Alcohol, pregnancy and the precautionary principle
A recent study showed no evidence of an adverse effect of moderate consumption of alcohol during pregnancy and subsequent child development. But the Department of Health has commented "After assessing the available evidence, we cannot say with confidence that drinking during pregnancy is safe and will not harm your baby. Therefore, as a precautionary measure, our advice to pregnant women and women trying to conceive is to avoid alcohol."
Is this still a tenable position?
The precautionary principle is intended to cover situations where there is a possibility of harm but little evidence exists, and so to be on the safe side a recommendation is made to avoid exposure to the possible hazard. It is based on the popular idea that ‘no evidence of harm’ is not the same as ‘evidence of no harm’. But this old adage does not hold when there has been substantial research done and no indication of harm found.
The Department of Health is reporting as saying that that it wants to offer consistent advice that will not confuse people. We know that the constantly changing stories in the media about is safe and what is not safe can lead to bafflement. But the attitude of the Department could also be interpreted as being patronising and arrogant, and takes no account of the possible cost, in terms of reputation and trust, of providing advice that contradicts the available evidence. Let alone the increased anxiety and guilt of women who have a drink while they're pregnant.
Pregnant women should limit their alcohol intake to less than one standard drink (1.5 UK units or 12g of alcohol) per day and if possible avoid alcohol in the first 3 months of pregnancy.
Women should be informed that binge drinking (defined as more than 5 standard drinks on a single occasion) may be particularly harmful during pregnancy.
(NICE 2007 p.36)
In spite of this pressure, NICE only slightly changed its view, and the final version of the guidelines which appeared in March 2008 (pdf) say:
If you are pregnant or planning to become pregnant, you should try to
avoid alcohol completely in the first 3 months of pregnancy because
there may be an increased risk of miscarriage.
If you choose to drink while you are pregnant, you should drink
no more than 1 or 2 UK units of alcohol once or twice a week.

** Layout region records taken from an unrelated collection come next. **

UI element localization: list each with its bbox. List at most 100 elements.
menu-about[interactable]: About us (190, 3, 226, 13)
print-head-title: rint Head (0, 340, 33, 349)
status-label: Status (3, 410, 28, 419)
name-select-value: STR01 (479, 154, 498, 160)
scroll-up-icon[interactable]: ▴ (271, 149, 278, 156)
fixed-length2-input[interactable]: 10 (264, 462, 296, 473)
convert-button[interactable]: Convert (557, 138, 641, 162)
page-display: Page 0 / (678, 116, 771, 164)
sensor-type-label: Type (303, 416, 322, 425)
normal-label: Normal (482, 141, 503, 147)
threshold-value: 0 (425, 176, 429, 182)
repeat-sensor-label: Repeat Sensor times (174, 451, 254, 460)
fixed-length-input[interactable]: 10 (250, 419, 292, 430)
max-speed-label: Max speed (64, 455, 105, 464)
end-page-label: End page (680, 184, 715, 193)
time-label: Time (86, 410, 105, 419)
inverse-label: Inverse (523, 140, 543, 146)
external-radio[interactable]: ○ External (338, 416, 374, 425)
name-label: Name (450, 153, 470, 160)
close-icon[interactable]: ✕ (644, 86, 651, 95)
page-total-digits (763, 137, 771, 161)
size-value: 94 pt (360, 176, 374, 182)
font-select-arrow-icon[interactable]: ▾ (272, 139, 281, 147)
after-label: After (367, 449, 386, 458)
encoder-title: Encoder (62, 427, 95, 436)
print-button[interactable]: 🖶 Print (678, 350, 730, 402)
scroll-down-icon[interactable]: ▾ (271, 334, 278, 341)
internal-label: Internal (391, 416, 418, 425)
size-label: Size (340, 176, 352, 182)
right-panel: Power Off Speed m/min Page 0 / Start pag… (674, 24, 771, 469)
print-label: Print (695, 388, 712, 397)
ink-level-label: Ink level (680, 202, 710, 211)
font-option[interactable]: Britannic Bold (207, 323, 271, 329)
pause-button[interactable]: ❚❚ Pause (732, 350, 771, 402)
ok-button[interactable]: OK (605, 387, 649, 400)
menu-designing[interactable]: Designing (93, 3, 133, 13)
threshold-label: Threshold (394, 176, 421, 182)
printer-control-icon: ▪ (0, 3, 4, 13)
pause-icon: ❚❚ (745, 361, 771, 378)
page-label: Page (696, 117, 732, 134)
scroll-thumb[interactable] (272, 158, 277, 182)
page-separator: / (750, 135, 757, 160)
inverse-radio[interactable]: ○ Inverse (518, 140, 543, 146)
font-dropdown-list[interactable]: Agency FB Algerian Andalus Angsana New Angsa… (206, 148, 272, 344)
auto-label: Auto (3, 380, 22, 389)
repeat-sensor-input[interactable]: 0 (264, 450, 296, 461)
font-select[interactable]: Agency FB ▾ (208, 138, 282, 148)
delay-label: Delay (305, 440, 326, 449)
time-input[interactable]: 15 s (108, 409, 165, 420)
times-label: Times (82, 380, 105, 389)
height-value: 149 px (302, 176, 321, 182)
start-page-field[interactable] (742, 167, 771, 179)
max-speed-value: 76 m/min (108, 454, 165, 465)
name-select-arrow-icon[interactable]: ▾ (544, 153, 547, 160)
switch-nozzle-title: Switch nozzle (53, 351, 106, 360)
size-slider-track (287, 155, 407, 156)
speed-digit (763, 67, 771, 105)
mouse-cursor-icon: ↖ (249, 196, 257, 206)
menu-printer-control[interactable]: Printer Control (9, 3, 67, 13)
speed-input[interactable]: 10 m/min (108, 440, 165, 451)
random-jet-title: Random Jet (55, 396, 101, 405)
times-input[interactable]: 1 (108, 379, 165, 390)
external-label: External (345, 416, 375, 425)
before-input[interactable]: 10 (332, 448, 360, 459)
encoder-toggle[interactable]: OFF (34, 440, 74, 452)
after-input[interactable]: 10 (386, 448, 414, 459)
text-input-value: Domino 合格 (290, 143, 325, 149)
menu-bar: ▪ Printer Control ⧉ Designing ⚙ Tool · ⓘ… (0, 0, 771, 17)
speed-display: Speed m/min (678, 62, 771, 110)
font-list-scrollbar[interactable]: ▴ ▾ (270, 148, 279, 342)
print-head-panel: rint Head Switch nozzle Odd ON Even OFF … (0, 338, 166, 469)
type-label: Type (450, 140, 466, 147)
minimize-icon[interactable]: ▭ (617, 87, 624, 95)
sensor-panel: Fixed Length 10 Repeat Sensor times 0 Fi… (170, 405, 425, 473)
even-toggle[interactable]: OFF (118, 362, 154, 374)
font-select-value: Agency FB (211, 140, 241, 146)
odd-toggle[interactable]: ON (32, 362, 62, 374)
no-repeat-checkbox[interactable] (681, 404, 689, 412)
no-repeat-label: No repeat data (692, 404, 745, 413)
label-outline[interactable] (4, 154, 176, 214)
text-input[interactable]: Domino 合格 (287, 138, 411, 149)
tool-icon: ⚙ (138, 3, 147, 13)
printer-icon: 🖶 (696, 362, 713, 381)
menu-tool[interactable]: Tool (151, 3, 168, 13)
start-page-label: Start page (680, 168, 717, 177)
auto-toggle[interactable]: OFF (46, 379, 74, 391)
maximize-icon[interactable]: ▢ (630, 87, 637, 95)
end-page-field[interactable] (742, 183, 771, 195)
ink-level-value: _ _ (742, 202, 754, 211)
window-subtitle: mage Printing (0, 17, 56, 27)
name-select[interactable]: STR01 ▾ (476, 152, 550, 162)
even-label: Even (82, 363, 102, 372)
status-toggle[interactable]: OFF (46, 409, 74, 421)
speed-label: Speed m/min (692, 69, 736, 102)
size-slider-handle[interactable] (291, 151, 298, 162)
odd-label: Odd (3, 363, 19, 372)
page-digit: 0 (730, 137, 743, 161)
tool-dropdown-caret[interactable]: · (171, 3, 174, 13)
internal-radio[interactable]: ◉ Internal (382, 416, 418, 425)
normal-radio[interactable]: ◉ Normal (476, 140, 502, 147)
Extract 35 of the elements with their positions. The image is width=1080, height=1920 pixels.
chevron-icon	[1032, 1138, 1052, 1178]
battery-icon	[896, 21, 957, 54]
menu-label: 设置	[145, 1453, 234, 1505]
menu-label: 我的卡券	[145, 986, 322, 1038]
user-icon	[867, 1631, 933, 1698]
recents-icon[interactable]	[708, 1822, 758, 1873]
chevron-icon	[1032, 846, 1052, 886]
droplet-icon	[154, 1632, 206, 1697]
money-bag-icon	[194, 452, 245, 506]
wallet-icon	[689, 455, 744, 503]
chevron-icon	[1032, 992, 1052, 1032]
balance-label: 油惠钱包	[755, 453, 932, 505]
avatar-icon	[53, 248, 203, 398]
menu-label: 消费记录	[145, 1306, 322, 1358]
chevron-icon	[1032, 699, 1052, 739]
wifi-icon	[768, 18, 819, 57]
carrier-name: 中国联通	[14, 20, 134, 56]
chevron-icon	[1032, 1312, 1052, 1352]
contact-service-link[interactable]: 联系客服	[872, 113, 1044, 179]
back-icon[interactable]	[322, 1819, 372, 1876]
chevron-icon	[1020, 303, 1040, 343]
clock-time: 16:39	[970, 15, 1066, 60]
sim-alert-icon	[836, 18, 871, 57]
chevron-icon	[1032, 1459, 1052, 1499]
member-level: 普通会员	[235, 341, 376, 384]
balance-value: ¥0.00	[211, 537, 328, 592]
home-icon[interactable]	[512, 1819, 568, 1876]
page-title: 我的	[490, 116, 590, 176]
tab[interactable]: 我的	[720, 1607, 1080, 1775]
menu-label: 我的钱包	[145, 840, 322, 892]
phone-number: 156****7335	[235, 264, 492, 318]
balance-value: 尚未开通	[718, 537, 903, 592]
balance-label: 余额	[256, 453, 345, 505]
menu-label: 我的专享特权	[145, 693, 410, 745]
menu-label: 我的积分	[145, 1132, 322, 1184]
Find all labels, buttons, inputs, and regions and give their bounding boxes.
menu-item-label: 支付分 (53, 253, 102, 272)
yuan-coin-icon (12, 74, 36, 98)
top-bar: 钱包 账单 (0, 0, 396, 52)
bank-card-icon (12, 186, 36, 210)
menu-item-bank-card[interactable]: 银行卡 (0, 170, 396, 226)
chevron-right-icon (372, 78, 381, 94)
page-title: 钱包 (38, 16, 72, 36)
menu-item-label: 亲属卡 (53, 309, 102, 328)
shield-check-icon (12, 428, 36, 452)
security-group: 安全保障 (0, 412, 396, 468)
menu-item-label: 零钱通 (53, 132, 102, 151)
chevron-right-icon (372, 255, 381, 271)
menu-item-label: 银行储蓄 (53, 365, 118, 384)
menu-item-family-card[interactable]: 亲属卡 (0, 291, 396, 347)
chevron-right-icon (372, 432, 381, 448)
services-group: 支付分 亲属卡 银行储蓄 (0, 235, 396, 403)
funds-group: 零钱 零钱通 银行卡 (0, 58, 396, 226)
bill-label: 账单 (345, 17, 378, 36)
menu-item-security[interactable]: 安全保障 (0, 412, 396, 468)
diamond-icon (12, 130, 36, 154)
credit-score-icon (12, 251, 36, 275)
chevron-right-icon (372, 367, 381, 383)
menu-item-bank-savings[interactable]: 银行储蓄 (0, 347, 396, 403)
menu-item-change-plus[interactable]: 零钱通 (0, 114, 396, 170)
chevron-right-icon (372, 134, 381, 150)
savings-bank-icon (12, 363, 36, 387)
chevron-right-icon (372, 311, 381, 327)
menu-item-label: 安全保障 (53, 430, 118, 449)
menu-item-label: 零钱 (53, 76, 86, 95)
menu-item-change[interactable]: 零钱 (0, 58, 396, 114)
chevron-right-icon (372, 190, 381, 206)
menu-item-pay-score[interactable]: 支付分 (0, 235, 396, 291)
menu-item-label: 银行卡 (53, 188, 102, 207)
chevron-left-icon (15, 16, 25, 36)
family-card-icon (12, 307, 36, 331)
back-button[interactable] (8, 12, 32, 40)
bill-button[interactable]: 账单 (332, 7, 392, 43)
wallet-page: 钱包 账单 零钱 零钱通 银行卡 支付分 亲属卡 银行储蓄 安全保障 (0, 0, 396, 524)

There is uncertainty about how much alcohol is safe to drink in
pregnancy, but at this low level there is no evidence of any harm to
the unborn baby.
You should not get drunk or binge drink (drinking more than 7.5 UK
units of alcohol on a single occasion) while you are pregnant because
this can harm your unborn baby.
It is reassuring to see NICE showing its independence from the Department.
In fact, as covered by Straight Statistics, the study even points to a possible protective effect of alcohol. This is likely to be a statistical artefact, but even considering this possibility is clearly as unthinkable as in the Million Women study, where teetotallers were simply eliminated from the analysis in spite of them displaying higher cancer rates than moderate drinkers.